Der dritte Dreh, ein Kaddisch auf Typhustote. Wir alle stehn um
Holzsärge herum, die wie von Ikea ausschauen, aber Mordechai
intoniert die Totenklage so schön, dass man zur Not weinen
könnte darüber, wie lebendig der Tod ist. Branko Lustig,
der erste Regieassistent, hat mich - so geht´s mir immer
- sofort erspäht und in einen gewissen Vordergrund placiert
und auch Paul, damit die Welt nicht vergisst, was ein jüdisches
Gesicht ist. Aber den Gerhard Frumm, für den das Jüdische
Gesicht bloß ein hartnäckiges Gerede ist, haben sie
gleich links neben Mordechai hingestellt; wer´s gesehen
hat, wird´s nicht gleich vergessen.
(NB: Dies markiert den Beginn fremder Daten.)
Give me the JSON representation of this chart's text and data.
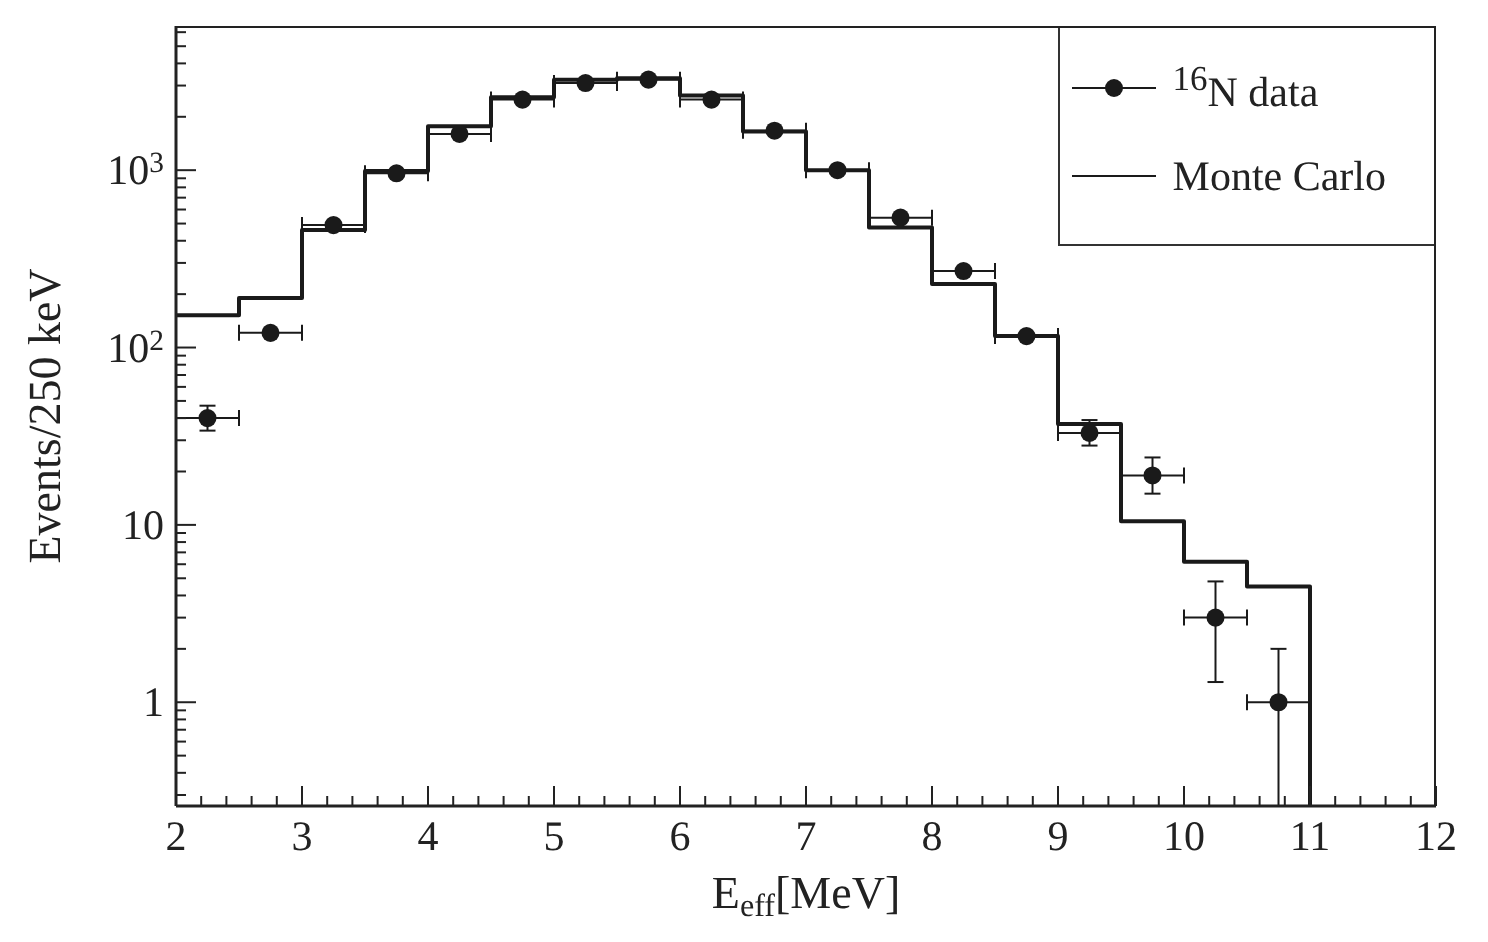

Mir ist in den Zehen
sehr kalt, aber dennoch dieser Tag war ganz gut, und um fünf
ist er vorbei.
Während ich jetzt geschrieben habe, ist Nana hereingekommen
in mein Zimmer. Wir reden über den heutigen Tag, und womöglich
ist noch immer dies Floureszieren im Floureszieren. Andrerseits,
ich sagte es schon, erweis ich mich offenbar wieder als auffälliger
Mensch; Humor und Eitelkeit mögen um eine Sinninterpretation
wegen dieser Auffälligkeit streiten. Hier ist nicht der Ort,
sich nach dem Verschwinden zu sehen.
Da sind offensichtlich Verzweifelte in Osijek an der Drau losgelassen
worden. Wahrlich, das müssen Spieler sein.
Aber Esther, sie macht ja einen Film über ihr Vergessen und
ihr Erinnern und hat von der ABC eine Drehgenehmigung, damit sie
ins Herz kriechen kann uns Statisten, die wir verschiedentlich
das Herz umpanzert haben aus Angst, kommt näher, und nah
ist sie mir wieder geworden, nebenbei, nebenbei.
Aber als beim Kaddisch Mordechai Papiertaschentücher verteilte,
damit die Frauen, wer sonst, ein bisschen auch weinen sollten
beim Dreh, dachte ich: It´s a Feh. In Theresienstadt gab´s
natürlich keine Taschentücher aus Papier, es musste
auf pures Textil geweint werden, als die Szene gedreht wurde.
Der Tag war gut, alles hatte miteinander zu tun, und so war´s
auch in Ordnung, als ich die Lämmerkluft abtat von mir und
unter die wirkliche Dusche ging vorhin.